As a member of the firm’s Employment team, Ryan Wessels advises clients on employment matters to minimize legal risk, while also working to efficiently resolve employment disputes as they arise. 

Ryan handles both single-plaintiff cases and larger class actions and defends small non-profits, family-owned business, and global corporations. Regardless of the size or structure of his client, Ryan’s goal is the same: effectively resolve disputes while taking his clients’ needs into account.

Ryan also guides clients to avoid unnecessary employment litigation. He counsels clients on all areas of the employment relationship, including hiring and termination decisions, disability accommodations, immigration law, and employee policies. Ryan works with clients to draft employment agreements, policies, and handbooks that comply with federal, state, and local laws and minimize the risk of litigation.

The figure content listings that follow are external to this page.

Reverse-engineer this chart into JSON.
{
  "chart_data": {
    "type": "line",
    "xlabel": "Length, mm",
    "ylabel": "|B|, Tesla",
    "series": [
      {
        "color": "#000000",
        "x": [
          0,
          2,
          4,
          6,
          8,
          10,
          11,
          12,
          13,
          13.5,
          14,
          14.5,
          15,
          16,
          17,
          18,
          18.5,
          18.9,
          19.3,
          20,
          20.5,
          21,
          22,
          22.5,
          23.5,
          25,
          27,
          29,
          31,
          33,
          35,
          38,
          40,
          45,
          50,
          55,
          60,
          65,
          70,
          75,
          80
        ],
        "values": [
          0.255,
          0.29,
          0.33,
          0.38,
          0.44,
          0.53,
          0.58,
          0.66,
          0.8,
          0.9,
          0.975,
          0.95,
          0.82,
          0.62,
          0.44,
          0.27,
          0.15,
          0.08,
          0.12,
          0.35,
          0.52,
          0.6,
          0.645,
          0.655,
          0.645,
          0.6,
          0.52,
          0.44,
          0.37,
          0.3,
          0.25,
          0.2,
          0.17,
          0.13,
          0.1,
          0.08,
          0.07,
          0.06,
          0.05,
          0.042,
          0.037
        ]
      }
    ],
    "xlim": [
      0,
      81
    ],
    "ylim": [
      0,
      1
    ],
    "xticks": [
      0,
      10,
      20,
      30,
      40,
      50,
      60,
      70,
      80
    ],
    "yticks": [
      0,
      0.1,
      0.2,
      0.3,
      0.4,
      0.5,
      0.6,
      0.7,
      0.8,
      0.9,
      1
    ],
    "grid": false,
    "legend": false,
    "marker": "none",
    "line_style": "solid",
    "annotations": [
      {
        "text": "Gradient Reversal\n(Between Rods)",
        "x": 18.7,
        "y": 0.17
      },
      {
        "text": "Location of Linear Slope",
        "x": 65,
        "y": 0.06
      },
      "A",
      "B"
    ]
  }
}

Outside of his Employment practice, Ryan plays a pivotal role in complex litigation teams, such as the class action UFCW & Employers Benefit Trust v. Sutter Health. Representing a certified class of California companies in an antitrust action against Sutter Health, Ryan prepared the case for trial by crafting trial narratives, overseeing discovery teams, and drafting direct and cross examinations for key trial witnesses. Through this work, Ryan was instrumental in securing a tentative settlement for the plaintiff class on the eve of trial.

Prior to law school, Ryan worked as a paralegal for four years, which has provided him expertise in managing complex litigation. As complex cases are typically document-intensive and can involve a large number of parties, organizational and document management expertise are critical. Ryan’s strength in these areas make him an invaluable member of any litigation team.

During law school, Ryan interned with the Criminal Division of the United States Attorney’s Office in San Jose, California and also with the San Mateo County District Attorney’s Office. He was a student manager for Stanford’s housing pro bono and a student attorney at Stanford’s Community Law Clinic, where he successfully represented clients in social security, housing, and criminal expungement matters.